The soundtrack featured in the game is average at best. It features just ten songs: a few metal ones, a few hip hop ones, and some electronic tunes. If that was all Gun Jam had to offer, that would have just added insult to injury, but the game has a really unique feature: a beat generator. Just add any MP3 you might have in your computer (though that’s easier said than done in the streaming age) and the game will generate a beat layout accordingly.

I tried that out with the DOOM soundtrack. You know, the masterpiece composed by Mick Gordon. I do think that was a big mistake, since those songs in particular don’t have a fixed BPM throughout their entire runtime. That resulted in botched beats to follow. If you decide to try this generator out, I think it’s best to stick to songs where the tempo barely changes at all. EDM and rap songs will most certainly be a highlight in this regard. While I do appreciate the inclusion of this beat generator in order to exponentially increase Gun Jam‘s paltry amount of content, it does need a patch or two.

Gun Jam Gameplay

Getting a “perfect” message all while being hit by enemy fire. The duality of gaming.

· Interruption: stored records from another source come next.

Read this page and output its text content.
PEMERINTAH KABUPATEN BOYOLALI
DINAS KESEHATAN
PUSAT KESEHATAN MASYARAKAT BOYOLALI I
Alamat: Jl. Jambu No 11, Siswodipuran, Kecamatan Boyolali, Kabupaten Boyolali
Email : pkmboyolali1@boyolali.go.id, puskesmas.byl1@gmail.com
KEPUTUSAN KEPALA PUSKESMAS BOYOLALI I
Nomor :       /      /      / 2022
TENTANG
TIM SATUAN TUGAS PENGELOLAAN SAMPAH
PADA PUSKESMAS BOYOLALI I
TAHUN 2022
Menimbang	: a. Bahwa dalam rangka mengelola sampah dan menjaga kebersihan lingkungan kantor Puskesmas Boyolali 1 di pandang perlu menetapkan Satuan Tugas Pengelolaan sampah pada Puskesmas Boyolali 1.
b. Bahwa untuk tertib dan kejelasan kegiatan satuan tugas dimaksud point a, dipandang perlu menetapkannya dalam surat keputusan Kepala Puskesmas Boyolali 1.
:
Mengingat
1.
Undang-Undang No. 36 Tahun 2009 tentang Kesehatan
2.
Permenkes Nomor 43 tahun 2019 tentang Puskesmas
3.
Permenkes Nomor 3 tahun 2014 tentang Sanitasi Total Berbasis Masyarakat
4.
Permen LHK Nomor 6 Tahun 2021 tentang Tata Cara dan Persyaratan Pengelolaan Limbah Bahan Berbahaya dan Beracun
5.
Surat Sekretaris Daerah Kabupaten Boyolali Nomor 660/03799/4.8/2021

Maybe I just expected more from Gun Jam because every other rhythm-based action game released over the past years ended up being such a banger. It’s not bad at all, as it features a decent cel-shaded presentation, runs like a dream, and features really responsive controls. Sadly, even though the foundations are solid, its main gimmick is a bit too clunky and confusing. I love shooters, and I love Guitar Hero… but combining these two games, without leeways, resulted in a messy experience.


Graphics: 7.5

It might possibly be the game’s highlight. It’s not the most visually appealing cel-shaded art style I’ve ever seen, and it suffers from an overall lack of visual variety, but it still looks quite good. It also runs like a dream.

Gameplay: 7.0

The controls themselves and the framerate are excellent. I have no complaints in that regard. The problem lies with the main gameplay loop. The excessive emphasis on being a precision rhythm game hinders Gun Jam‘s overall appeal.

Sound: 7.5

The songs included in the game are decent enough, but are very limited. Gun Jam only comes with ten songs in its setlist. Be sure to grab some MP3s before buying this game, as it features an automated beat creator in order to expand its lasting appeal.

Fun Factor: 6.5

Retro shooters are fun. Guitar Hero is fun. Gun Jam tried to mix as much of these two vastly different worlds as it could, even more than other recently released games, resulting in an occasional fun, but really messy experience.

Final Verdict: 7.0

Gun Jam is available now on PC

Reviewed on Intel i7-12700H, 16GB RAM, RTX 3060 6GB.

A copy of Gun Jam was provided by the publisher.